Access to vaccination for those eligible has highlighted further inequities, for instance among Aboriginal and Torres Strait Islander people. Meanwhile health practitioners in regional, rural and remote settings have reported a lack of public messaging has exacerbated their challenge in promoting vaccination locally.
Yet instead of clear messaging, we see a policing response focused on control and compliance. It is as though we have not learned the lessons from the disastrous intervention of police into Melbourne’s 2020 lockdown.
When Melbourne identified the severity of the spread of Covid19 in July last year, its public health response included the drastic step of locking down particular public housing complexes. Crowded and poorly ventilated housing stock had created a petri dish for the virus to spread among tenants. As televised images showed, the lived experience of this lockdown was not a blanketing of health services to tend to the sick, but a sudden presence of heavy policing blocking people from leaving their homes. In some cases, health services reported that the police presence blocked health providers delivering medication or other healthcare to residents. Ultimately, the Victorian Ombudsman found the implementation of that lockdown was a breach of Victorians’ human rights.

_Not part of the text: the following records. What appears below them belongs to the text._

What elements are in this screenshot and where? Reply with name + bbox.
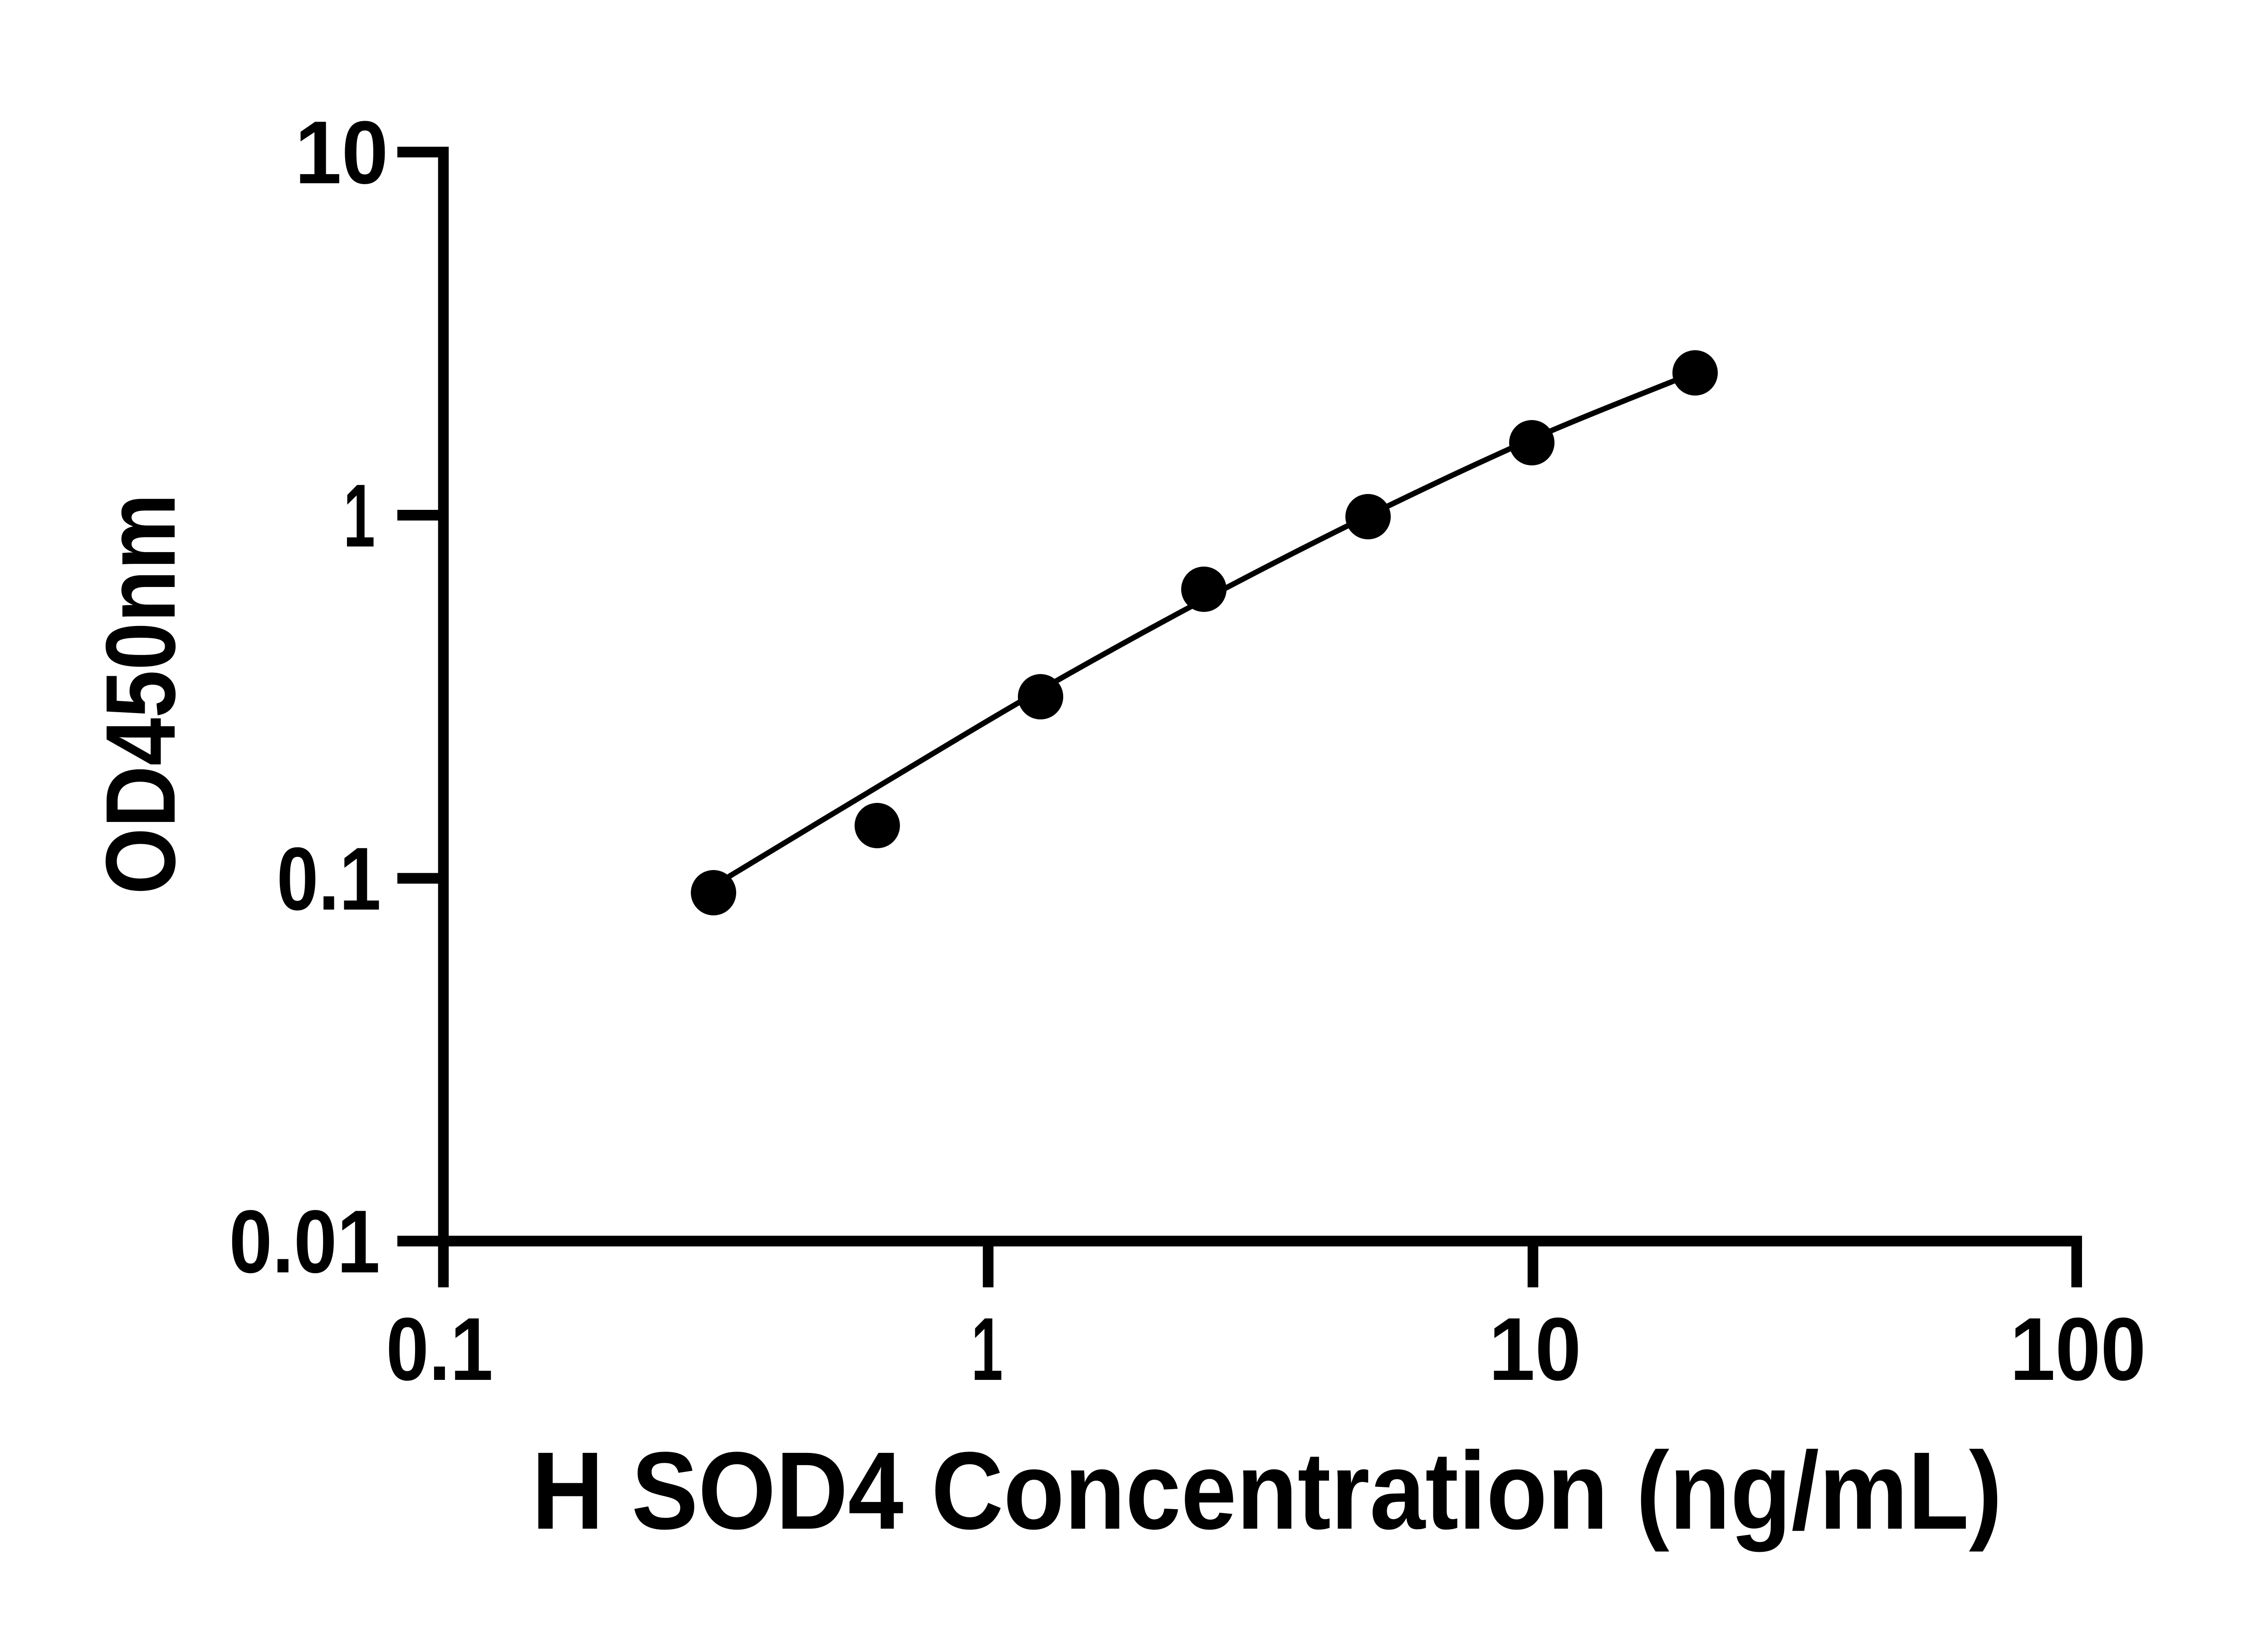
svg-text:OD450nm: OD450nm (86, 494, 196, 895)
svg-text:H SOD4 Concentration (ng/mL): H SOD4 Concentration (ng/mL) (532, 1429, 2002, 1552)
svg-text:10: 10 (1489, 1299, 1581, 1399)
svg-text:1: 1 (343, 466, 375, 566)
svg-text:10: 10 (295, 103, 388, 202)
svg-text:0.01: 0.01 (229, 1192, 380, 1291)
svg-text:1: 1 (971, 1299, 1003, 1399)
svg-text:0.1: 0.1 (277, 829, 381, 929)
svg-text:0.1: 0.1 (386, 1299, 493, 1399)
svg-text:100: 100 (2010, 1299, 2146, 1399)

Policing in the pandemic looked like targeting culturally and linguistically diverse communities, many of whom already have lived experience of profiling, trauma and oppression at the hands of law enforcement.
Now, as Sydney battles to stop the spread of Covid19, we are seeing an asserted escalation of police presence in some of Sydney’s most culturally and linguistically diverse communities. Policing compliance with public health measures might be an important part of the public health strategy, but it was not this prominent in Bondi.
There is a bitter irony in the increased police presence now, in communities facing a Covid19 breakout. Many of those same communities have been fighting racism and prejudice wrought by the pandemic for months, without feeling safe to report those crimes to police.
We can’t ignore the lesson, taught repeatedly since the pandemic hit, that it is clear public health messages, backed up by culturally appropriate services, that improves access to healthcare and through that, improved health outcomes.
We need public debate to recognise the inequities that lead to disproportionate impacts of the pandemic. We need health, social and economic policies to address the underlying drivers of these inequities, from poor quality housing to insecure work. Until then, policing compliance of public health measures is likely to alienate and isolate communities at a time we need trust and connectedness the most.